Michael Gartenberg, vice president and research director at JupiterResearch, maintains that
Apple's '90's slump came down to failure to introduce innovative new products and mishandling some existing ones--not from any failure to license its operating technology. "It's wrong to say that the
iPod is 'proprietary,'" he adds. "People can and do play their existing music collections on their iPods. Zune is basically an uphill battle for Microsoft. To make any headway, they'll have to provide
a compelling reason for consumers to switch to Zune. But for most consumers, iPod is the answer. It's not like people are dissatisfied and looking for something else."
In addition to driving iPod
sales, the iTunes Store is a profit center. According to analyst Piper Jaffray, the number of songs sold on iTunes jumped 78% in the first nine months of last year, to 695 million (averaging 18.5
million per week).
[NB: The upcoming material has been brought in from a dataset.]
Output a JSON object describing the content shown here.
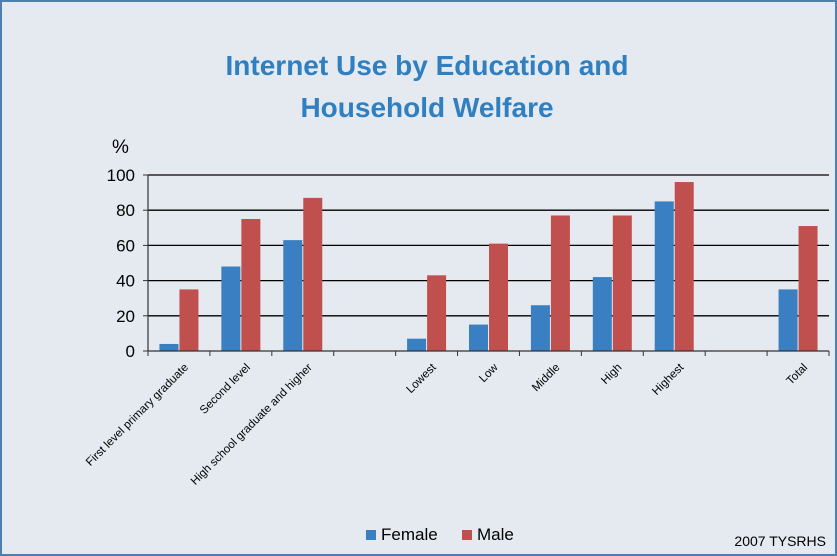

Apple reports having sold more than 1.5 billion music tracks, and tens of millions of TV shows and movies, since iTunes launched in 2003. Its fiscal fourth quarter '06 results
included $452 million in "other music-related products and services" (which include iTunes, iPod services, and Apple-branded and third-party iPod accessories).
Third Act Begins
How
can Jobs possibly follow this amazing Second Act? For starters, Apple will keep expanding The Apple Store. The chain had more than 170 stores as of year-end 2006, including 18 in the UK, Japan, and
Canada. (Apple may have only about 2% of the world computer market at the moment, but some think the retail strategy could move that needle over the next several years as well.)
The stores
reportedly bring in nearly $2,500 per square foot--far better than the performance of mass retailers such as Best Buy. Existing stores showed 40%+ sales growth between 2004 and 2005, and Apple is now
busily redesigning every store to replicate the particularly successful format of its showcase New York City store. In fiscal '06, the retail stores sold 886,000 computers and did $3.3 billion in
business, generating $198 million in profit. Little wonder that Dell is emulating Apple's retail strategy--although Dell had just two stores as of year-end 2006.
"The Apple stores are more proof
of Apple's understanding of the need to surround the consumer," says Passikoff. "The retail model allows them to build a personal relationship with the customer with an easy support system and a
face-to-face experience."
And, of course, those stores will be selling a raft of more new products. In fact, in October, Jobs declared that 2007 "is likely to be one of the most exciting new
product years in Apple's history." Breaking with Apple's policy of staying mum about new offerings before their actual release, Jobs last fall announced Apple's next big thing: The early 2007 launch
of the iTV. Attached to TVs or other entertainment devices, iTV will enable consumers to enjoy music, movies, and other content from computers in a home-theater environment.
"Apple is in your
den, Apple is in your living room," says Jobs. "Apple is in your car, and of course, Apple is in your pocket with iPods."
Increasingly, Apple is also in Microsoft's face. "Apple controls not
just the music player, but a growing number of other critical end points," observes JupiterResearch's Gartenberg. "It all adds up to a long-term threat for Microsoft."